Mereka duduk dan memesan menu, tanpa sadar atau sengaja tidak merasakan kekagetanku.

“Kau sakit apa?” akhirnya pertanyaan berat itu terucap dari mulutku.

Mereka bertiga tidak menjawab dan saling menatap. “Sakit ringan saja. Ndak lama lagi sembuh, asal rajin terapi.” Ardian menjawab dengan senyum yang dipaksa.

Aku terdiam beberapa saat. Makanan yang hendak kumakan terasa hambar mendadak.

“Jangan khawatir.” Ardian kembali menegaskan kalimatnya.

Ardian yang dulu gemar merokok, kini sudah meninggalkan semua itu. Dia lebih banyak minum air mineral yang tampak dari pesanannya.

Ardian lalu bercerita tentang rencananya mengembangkan platform digital dan juga akan membangun bisnis di bidang digital, termasuk menambah investasi sahamnya.

Iseng-iseng, kutanyakan pada Ardian tentang kehidupan di Jakarta. Aku melihat Jakarta sebagai kota yang menjanjikan banyak kehidupan, tapi tidak untuk kutinggali. Dulu, aku sering diminta bertugas ke Jakarta, tapi selalu kutolak.
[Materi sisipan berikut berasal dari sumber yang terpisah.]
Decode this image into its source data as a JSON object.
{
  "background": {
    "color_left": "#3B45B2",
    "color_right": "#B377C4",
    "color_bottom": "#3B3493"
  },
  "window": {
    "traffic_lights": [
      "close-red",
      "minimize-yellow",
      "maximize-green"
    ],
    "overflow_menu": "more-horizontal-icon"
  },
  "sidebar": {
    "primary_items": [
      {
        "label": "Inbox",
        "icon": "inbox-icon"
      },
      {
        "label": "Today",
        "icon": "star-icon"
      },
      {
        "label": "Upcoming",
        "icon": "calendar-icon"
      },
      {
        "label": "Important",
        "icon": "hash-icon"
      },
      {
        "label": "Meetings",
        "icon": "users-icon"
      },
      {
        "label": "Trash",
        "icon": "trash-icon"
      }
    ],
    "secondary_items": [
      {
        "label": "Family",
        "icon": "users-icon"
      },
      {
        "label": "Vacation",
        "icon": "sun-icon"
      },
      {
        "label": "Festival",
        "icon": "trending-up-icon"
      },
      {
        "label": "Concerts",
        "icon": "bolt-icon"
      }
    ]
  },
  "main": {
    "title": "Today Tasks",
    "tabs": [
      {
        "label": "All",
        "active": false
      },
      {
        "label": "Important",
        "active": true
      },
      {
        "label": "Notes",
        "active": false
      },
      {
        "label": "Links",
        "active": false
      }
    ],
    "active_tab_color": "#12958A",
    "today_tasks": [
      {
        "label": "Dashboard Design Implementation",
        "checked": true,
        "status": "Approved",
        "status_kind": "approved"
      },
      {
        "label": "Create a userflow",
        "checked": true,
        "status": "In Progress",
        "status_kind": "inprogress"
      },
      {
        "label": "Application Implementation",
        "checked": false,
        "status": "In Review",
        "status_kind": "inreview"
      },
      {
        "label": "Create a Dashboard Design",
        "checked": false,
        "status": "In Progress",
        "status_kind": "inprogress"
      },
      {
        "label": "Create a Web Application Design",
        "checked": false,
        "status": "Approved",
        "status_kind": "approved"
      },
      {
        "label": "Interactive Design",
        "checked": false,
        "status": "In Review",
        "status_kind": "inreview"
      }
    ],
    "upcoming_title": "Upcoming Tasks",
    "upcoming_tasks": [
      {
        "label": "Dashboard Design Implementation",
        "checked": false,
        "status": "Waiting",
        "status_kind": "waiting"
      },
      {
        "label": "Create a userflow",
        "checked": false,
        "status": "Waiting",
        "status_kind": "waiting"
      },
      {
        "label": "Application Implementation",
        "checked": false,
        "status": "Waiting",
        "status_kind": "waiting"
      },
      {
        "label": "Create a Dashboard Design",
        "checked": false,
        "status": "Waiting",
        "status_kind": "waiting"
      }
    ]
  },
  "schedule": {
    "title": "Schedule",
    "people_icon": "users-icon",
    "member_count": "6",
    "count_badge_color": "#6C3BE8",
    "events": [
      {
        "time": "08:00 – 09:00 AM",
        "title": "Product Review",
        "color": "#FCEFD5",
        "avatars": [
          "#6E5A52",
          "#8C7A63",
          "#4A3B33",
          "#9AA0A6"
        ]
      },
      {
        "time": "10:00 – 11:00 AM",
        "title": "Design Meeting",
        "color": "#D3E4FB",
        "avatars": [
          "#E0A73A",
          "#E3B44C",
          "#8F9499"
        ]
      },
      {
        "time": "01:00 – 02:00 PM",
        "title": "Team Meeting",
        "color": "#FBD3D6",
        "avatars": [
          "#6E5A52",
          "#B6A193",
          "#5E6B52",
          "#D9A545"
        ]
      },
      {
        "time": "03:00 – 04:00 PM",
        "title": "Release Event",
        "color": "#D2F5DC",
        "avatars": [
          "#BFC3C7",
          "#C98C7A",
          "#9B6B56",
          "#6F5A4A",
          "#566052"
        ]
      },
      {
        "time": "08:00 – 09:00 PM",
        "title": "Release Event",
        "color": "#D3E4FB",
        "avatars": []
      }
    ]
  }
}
Aku merasa tidak sanggup hidup berpacu dengan kota yang banyak menarik perhatian orang.

Jakarta yang banyak diagung-agungkan banyak orang, tapi tidak bagiku dan Ardian.
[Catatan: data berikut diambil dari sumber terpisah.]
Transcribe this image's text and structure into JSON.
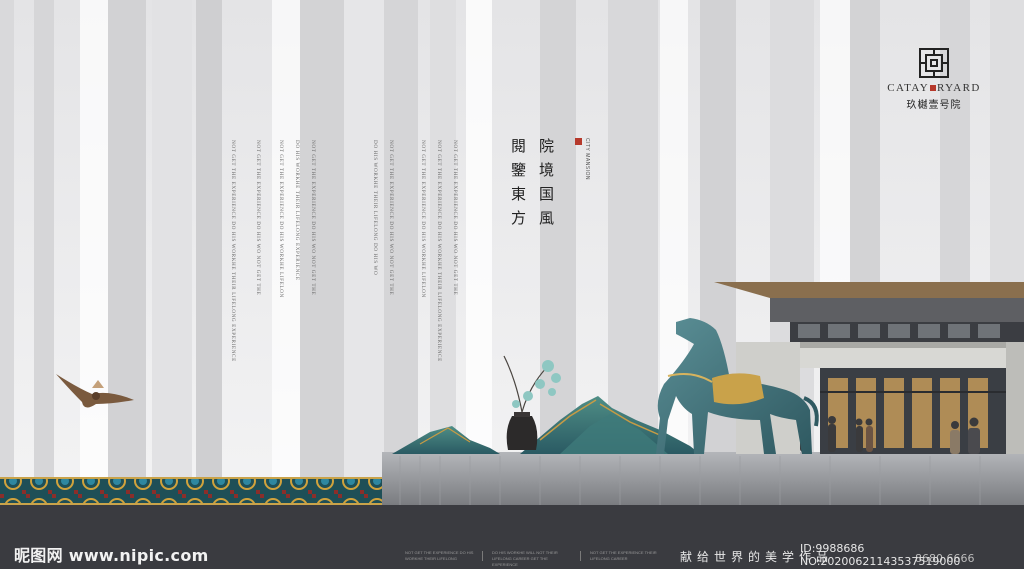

"Saya sebenarnya tidak ingin kerja di Jakarta, tapi karena gaji yang ditawarkan tinggi, bisa buat menabung jadi saya terima." Ardian berkata disusul tawa.

Tawa yang tidak tercermin dari wajahnya, tapi aku memilih senyum basa-basi. Aku merasa ada hal berat yang sengaja disimpan Ardian, tapi tidak punya daya untuk mengorek semua itu.

Ketika pesanan kami sudah lengkap, kami larut dengan makanan masing-masing, tapi pikiranku masih bertanya-tanya, penyakit apa yang membuat Ardian sampai harus terapi dan badannya turun drastis.

“Kita saling mendoakan saja. Semoga sama-sama segera pulih.” Ardian berkata sambil mengunyah dan tatapannya mengarah ke pendar lampu di luar sana.

Aku menjawab aman, tapi terasa pilu dalam dada. Perihal sakitku, kutelan kembali. Pertemuan ini harus dirayakan dengan suka cita, demi menutupi sakit.

“Jangan lupa, novel barumu nanti harus ada namaku di ucapan terima kasih.” Ardian tertawa, hingga tubuhnya terguncang.

Lagi-lagi, aku tidak menemukan alasan dalam kalimatnya yang bisa membuat tertawa. Aku teringat, pernah ada yang berkata untuk menutupi sakit dan luka, orang-orang selalu punya cara memakai topeng bernama ketawa dan senyum.

Pertemuan malam itu berakhir dengan ucapan perpisahan sementara dan saling menyemangati untuk sembuh.

Keesokan subuh, jadwal pesawatku. Aku berangkat dengan ketakutan melawan gangguan kecemasan, sekaligus semangat untuk bisa sembuh dan menghadapi semuanya dengan biasa-biasa saja.